Вдоль высоких стен гарема были расставлены стражники; двойные ворота охраняли евнухи. Завидев повелителя, они низко поклонились и распахнули створки резного дерева.

Его взору открылся еще один двор, обсаженный плакучими ивами, низко опустившими густые зеленые ветви. Посреди звенел прозрачными струйками фонтан с небольшим бассейном, окруженный цветами и мраморными скамейками, на которых сидели молодые, прелестные, ярко одетые девушки. Звонкие голоса и смех вторили журчанию воды. В дальнем конце двора изящно изогнутые арки вели в покои гаремных невольниц.

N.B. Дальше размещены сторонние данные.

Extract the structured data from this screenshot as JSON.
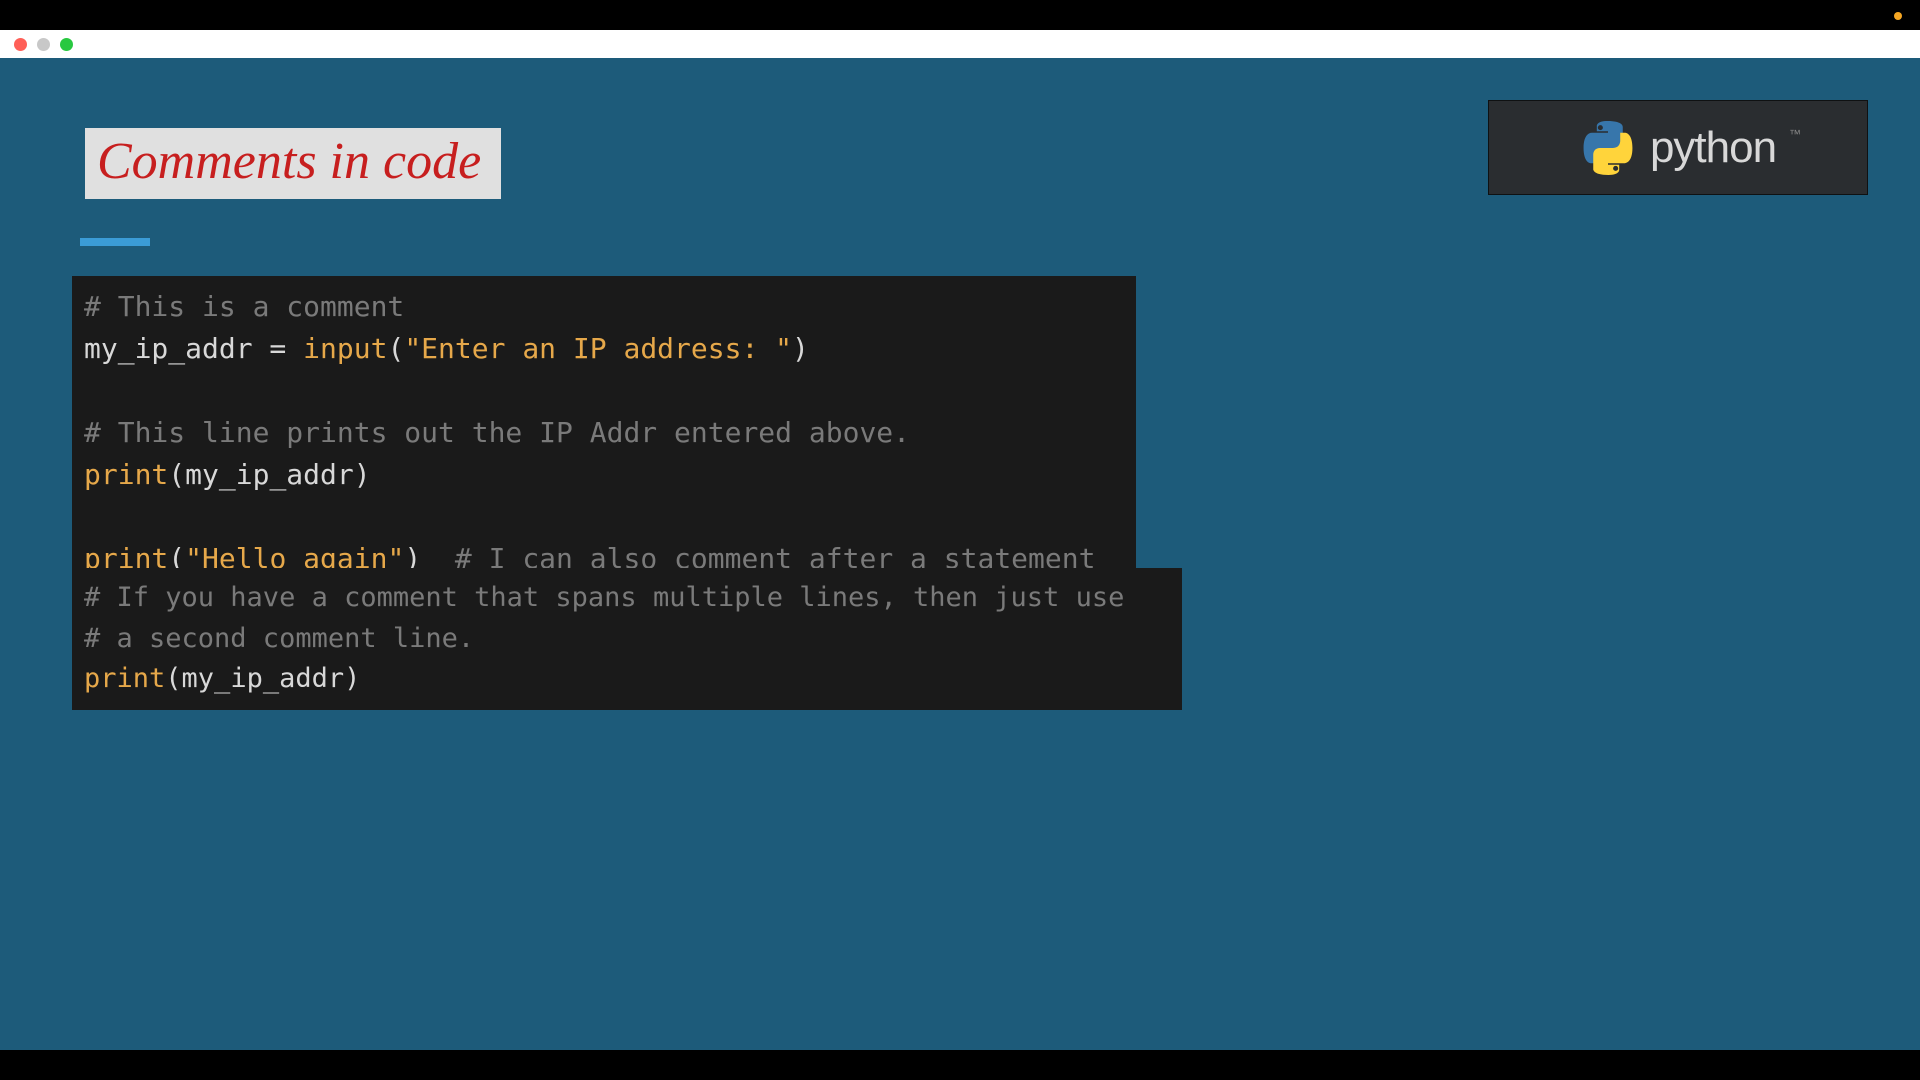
{
  "window": {
    "traffic_lights": [
      "close",
      "minimize",
      "zoom"
    ]
  },
  "slide": {
    "title": "Comments in code",
    "logo": {
      "text": "python",
      "tm": "™",
      "icon_name": "python-logo-icon"
    },
    "code_block_1": {
      "line1_comment": "# This is a comment",
      "line2_ident": "my_ip_addr",
      "line2_op": " = ",
      "line2_func": "input",
      "line2_paren_open": "(",
      "line2_string": "\"Enter an IP address: \"",
      "line2_paren_close": ")",
      "line3_blank": "",
      "line4_comment": "# This line prints out the IP Addr entered above.",
      "line5_func": "print",
      "line5_paren_open": "(",
      "line5_arg": "my_ip_addr",
      "line5_paren_close": ")",
      "line6_blank": "",
      "line7_func": "print",
      "line7_paren_open": "(",
      "line7_string": "\"Hello again\"",
      "line7_paren_close": ")",
      "line7_gap": "  ",
      "line7_comment": "# I can also comment after a statement"
    },
    "code_block_2": {
      "line1_comment": "# If you have a comment that spans multiple lines, then just use",
      "line2_comment": "# a second comment line.",
      "line3_func": "print",
      "line3_paren_open": "(",
      "line3_arg": "my_ip_addr",
      "line3_paren_close": ")"
    }
  }
}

Во дворе неожиданно воцарилась тишина. Женщины заметили повелителя и замерли в благоговейном оцепенении. Его не ожидали. Камал кивнул, и девушки торопливо отвели глаза. Некоторые были ему незнакомы, без сомнения, именно те, кто делил когда‑то постель с Хамилом.

— Повелитель!

Радж, старший евнух, переваливаясь с боку на бок, спешил к нему, разгоняя на ходу девушек. Камал почему‑то даже обрадовался, что они исчезли.

— Вам следовало бы предупредить заранее о своем приходе, — мягко упрекнул Радж. Камал улыбнулся пожилому евнуху с огромным животом, гладкими, как у ребенка, щеками, и лысой, словно яйцо, головой: евнух скорее всего брил голову, воображая, что это придает ему больше достоинства. Камал считал Раджа столь же умным, сколь и безгранично преданным. Он правил гаремом железной рукой, не допуская ни ссор, ни скандалов, и сумел поладить даже с матерью повелителя.

— Я знаю, куда идти, Радж, — заверил Камал, но евнух все‑таки проводил господина к покоям матери, остановился на пороге и низко поклонился Джованне.

— Повелитель! — коротко провозгласил он. Камал оглядел покои матери. Она многое изменила здесь за последние полгода, и обстановка теперь являла собой странную смесь арабского и европейского стилей. С противоположной стены свисала темно‑зеленая бархатная драпировка, украшенная яркими цветами из дамасского шелка. Дверной проем был выложен лучшим итальянским мрамором. На резных полочках была расставлена фарфоровая и хрустальная посуда. Пол устилали толстые шерстяные ковры, усеянные разбросанными повсюду подушками. Но мать, кроме того, добавила несколько итальянских кресел с резными подлокотниками. На другой стене висели многочисленные картины, вещь неслыханная, мало того, запретная в мусульманском мире. Мать сидела в кресле, но, как только Камал вошел в комнату, торопливо поднялась.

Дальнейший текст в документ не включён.